31. Anayasa Mahkemesi, Ferhat Kara kararında anayasal düzeni ortadan kaldırmayı amaçlayan bir terör örgütüyle ilgili istihbarat çalışmaları sırasında rastlanan ByLock uygulamasına ilişkin verilerin bu örgüte yönelik olarak yürütülen soruşturmalarda/yargılamalarda maddi gerçeğe ulaşılmasına katkı sunması amacıyla Ankara Cumhuriyet Başsavcılığına iletilmesinde bir hukuka aykırılığın bulunmadığı gibi bu yönde derece mahkemelerince yapılmış bir tespitin de olmadığını vurgulamış; ByLock iletişim sistemine ilişkin dijital materyallerin ve bu materyallerle ilgili olarak düzenlenen teknik raporun Ankara Cumhuriyet Başsavcılığına ulaştırılmasının bariz takdir hatası veya açık bir keyfîlik içeren uygulama olmadığı kanaatine varmıştır (Ferhat Kara, § 136).

32. Mevcut başvuruda Ferhat Kara kararında ulaşılan sonuçtan ayrılmayı gerektiren bir neden bulunmamaktadır.

33. Açıklanan gerekçelerle başvurunun bu kısmının açıkça dayanaktan yoksun olması nedeniyle kabul edilemez olduğuna karar verilmesi gerekir.

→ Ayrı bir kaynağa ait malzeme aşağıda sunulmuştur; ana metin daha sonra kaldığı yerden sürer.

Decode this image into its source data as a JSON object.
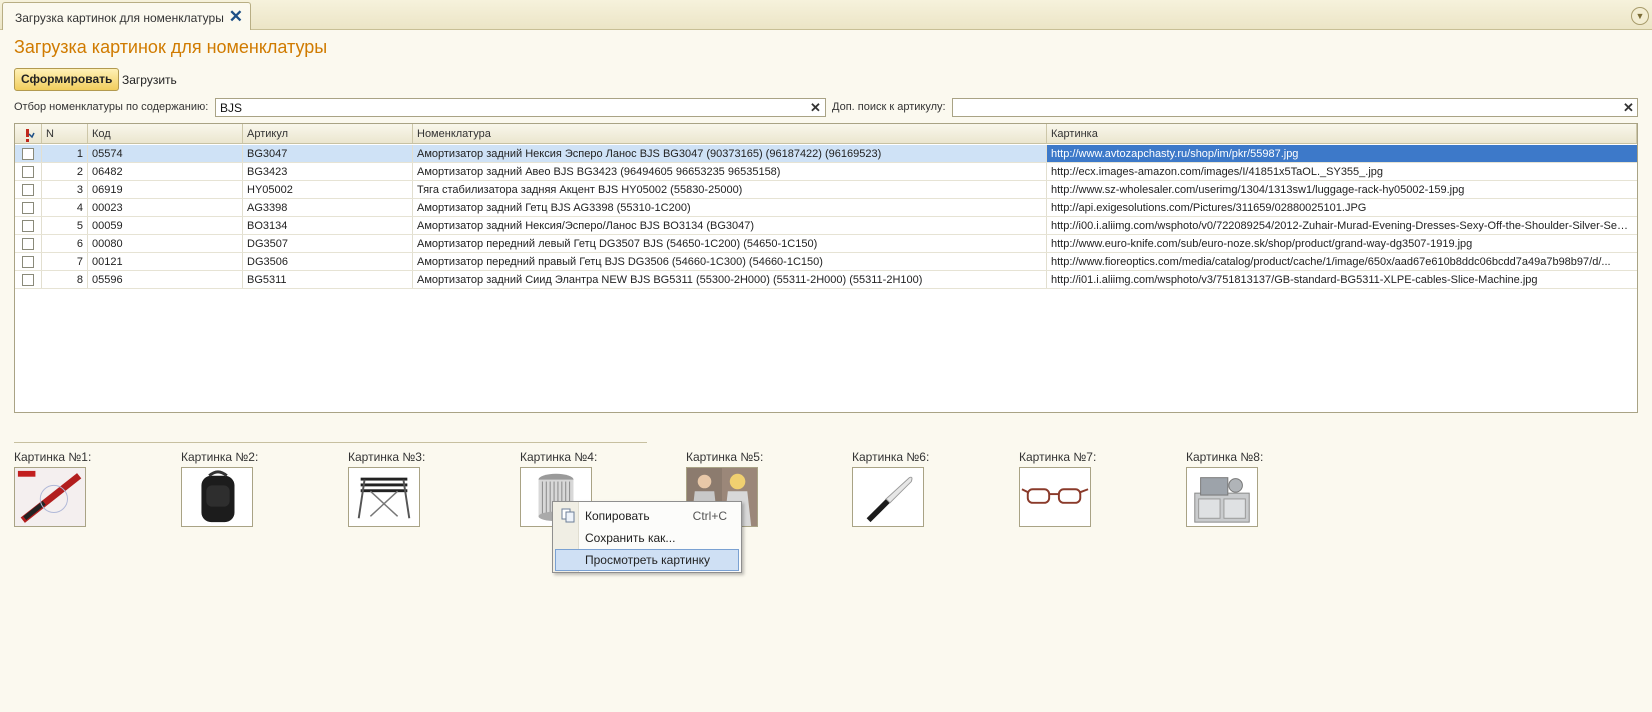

B. ByLock Verilerinin Mahkûmiyet Kararında Tek veya Belirleyici Delil Olarak Kullanılması Nedeniyle Hakkaniyete Uygun Yargılanma Hakkının İhlal Edildiğine İlişkin İddia

1. Başvurucunun İddiaları

34. Başvurucu; hakkında verilen mahkûmiyet kararında ByLock verilerinin tek veya belirleyici delil olarak kullanılmasının hukuka aykırı olduğunu, ByLock programını kullandığını kabul etmemekle birlikte bu programı kullandığı değerlendirilse bile ByLock Tespit ve Değerlendirme Tutanağı'ndaki görüşme içeriklerinin ifade özgürlüğü kapsamında olduğunu ve örgütsel nitelik taşımadığını, buna rağmen söz konusu verilerin aleyhinde delil olarak kabul edildiğini belirterek adil yargılanma hakkının ihlal edildiğini ileri sürmüştür.

2. Değerlendirme

35. Anayasa’nın 148. maddesinin dördüncü fıkrasında, kanun yolunda gözetilmesi gereken hususlara ilişkin şikâyetlerin bireysel başvuruda incelenemeyeceği belirtilmiştir. Bu kapsamda ilke olarak mahkemeler önünde dava konusu yapılmış maddi olay ve olguların kanıtlanması, delillerin değerlendirilmesi, hukuk kurallarının yorumlanması ve uygulanması ile uyuşmazlıkla ilgili varılan sonucun adil olup olmaması bireysel başvuru konusu olamaz. Ancak bireysel başvuru kapsamındaki hak ve özgürlüklere müdahale teşkil eden, bariz takdir hatası veya açık bir keyfîlik içeren yorum, uygulama ve sonuçlar Anayasa Mahkemesinin denetim yetkisi kapsamındadır (Ahmet Sağlam, B. No: 2013/3351, 18/9/2013, § 42).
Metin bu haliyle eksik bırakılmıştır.